07-17-2012, 06:16 AM
(07-17-2012, 04:33 AM)don miguel Wrote: Hi tectak – This is an intriguing, understated poem; but ultimately perhaps too understated, as I did wonder exactly what it was about after reading it. The explanatory note after the first version gave some clues of course, but also suggested that perhaps you hadn't expressed things wholly as intended through the poem itself.Hot Damn! I like this crit more than the poem!!! I will give it more of a read tomorrow. Just for the record, the "torture" bit has left the building.....I never did like it. Jus read it as a sadness. Thanks for this. As I said, I'll be back.
It's written in cross-rhymed quatrains of iambic octameter, which I can't help but mentally realign as tetrameter. I think it's a good decision to use longer lines given the subject, but the way metre is utilised is a bit of an issue. The first line in particular is too regular ('too penty' as Pound said of some of Eliot's lines in The Waste Land – although maybe 'too octy' here!) which gives the poem too jolly a rhythm – te-tum-te-tum. This is heightened by the alliteration in the second line, which adds to the lighthearted tone, along with the rhyme scheme. Such jollity seems at odds with the promised 'torture / death' of the title.
Content-wise, it's a slow opening, which isn't much of a problem in itself, although (the 'stretched light' image aside) I do think maybe some hint of what's going on wouldn't go amiss. The repetitive syntax ('The aspic air…', 'The dogs…') and the lack of enjambed lines add to the stasis of this stanza. Maybe longer, more fluid lines of free verse, possibly in the style of C.K. Williams, would be a suitable alternative. Doing so would also mean words like 'somnambulistic' could be accommodated into the poem more easily, without sticking out as much as it does at the moment.
That said, the imagery and imagination shown are compelling – the light 'stretched to ground' is fantastic, especially so given the 'torture' of the title (although this doesn't really seem to be developed in the poem); the air being held by the bamboo shoots is equally inventive and enjoyable to read; likewise 'the effort steaming in their breath'. I like what you're getting at in the final stanza as well, but it wasn't clear enough to really strike home. Have they died fighting for Peace, the poppy being a metaphor for a bullet wound? Or is it a drugs overdose? If so, then why has Peace left a poppy? (And I too was confused by the 'hessian walls'.)

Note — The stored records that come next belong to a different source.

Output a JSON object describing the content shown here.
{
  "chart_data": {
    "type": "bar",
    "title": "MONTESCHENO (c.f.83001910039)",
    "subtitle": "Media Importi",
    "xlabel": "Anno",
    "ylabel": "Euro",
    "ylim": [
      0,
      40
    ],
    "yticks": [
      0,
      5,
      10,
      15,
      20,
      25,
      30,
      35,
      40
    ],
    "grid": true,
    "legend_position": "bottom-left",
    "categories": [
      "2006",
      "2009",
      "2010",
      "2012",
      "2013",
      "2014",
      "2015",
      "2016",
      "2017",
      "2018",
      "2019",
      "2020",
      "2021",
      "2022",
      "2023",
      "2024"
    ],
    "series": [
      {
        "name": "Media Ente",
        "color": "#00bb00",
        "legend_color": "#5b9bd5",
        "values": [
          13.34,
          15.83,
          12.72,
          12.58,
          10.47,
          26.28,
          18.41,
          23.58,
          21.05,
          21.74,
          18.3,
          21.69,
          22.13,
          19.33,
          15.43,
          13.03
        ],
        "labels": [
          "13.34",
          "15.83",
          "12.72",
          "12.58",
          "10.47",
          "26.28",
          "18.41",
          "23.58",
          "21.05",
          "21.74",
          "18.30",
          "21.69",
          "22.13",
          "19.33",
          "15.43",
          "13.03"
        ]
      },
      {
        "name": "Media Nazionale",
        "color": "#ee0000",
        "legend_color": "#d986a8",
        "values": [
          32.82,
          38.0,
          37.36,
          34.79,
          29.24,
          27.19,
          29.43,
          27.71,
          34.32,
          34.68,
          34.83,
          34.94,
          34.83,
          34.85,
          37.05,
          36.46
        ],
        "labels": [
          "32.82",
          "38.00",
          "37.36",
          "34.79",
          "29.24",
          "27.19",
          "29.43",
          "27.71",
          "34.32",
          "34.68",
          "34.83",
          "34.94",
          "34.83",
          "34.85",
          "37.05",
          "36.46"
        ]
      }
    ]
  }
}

I liked the mention of the heron. Although the image of 'losing its cover to circling waves' doesn't feel right. Surely it would lose its cover because it's just jabbed its beak into the water, to cause the 'circling waves'? At least, that's how I read it. (But it reminds me of a Chinese fairy tale 'The Student and the Heron', in which the student paints a heron on the wall of a bar to pay off his tab, and the heron comes alive and does a little dance! Wonderful. [Although I think it all ends in tears. Boo.])
Anyway, there are some niggling archaisms throughout the poem: 'aglow', 'opens east', 'bellies full', the personification of 'Peace', and 'a thin repast' (substituting 'for' for the semi-colon smoothes things out with the last example). And some awkward phrases: 'Each cheats close death' – four stressed syllables in a row makes for a lumpy line; then 'in cold of night' – where's the 'the'? Even so, it's a well-worn idiom. Also 'dog-barked in' (although maybe you've got an argument to say this enacts the feeling of being rudely awaken). But the punning 'breaking fast' jarred, and I tripped over 'bellies full and fulfilled'. And the rhythm falls very heavily on 'glint' at the start of line 3 (st. 2) after some slightly convoluted syntax.
Also, I wasn't sure about the phase 'light-slit orbs' when describing a Chinese man's eyes. I'm sure it's unintentional, but the use of 'slit' might be one to avoid, I'd have thought.
But, as mentioned, the imagery at the end is appealing, although I think it makes for an ambiguous ending to a rather ambiguous poem. Still, it was one I enjoyed reading. Thanks, dm.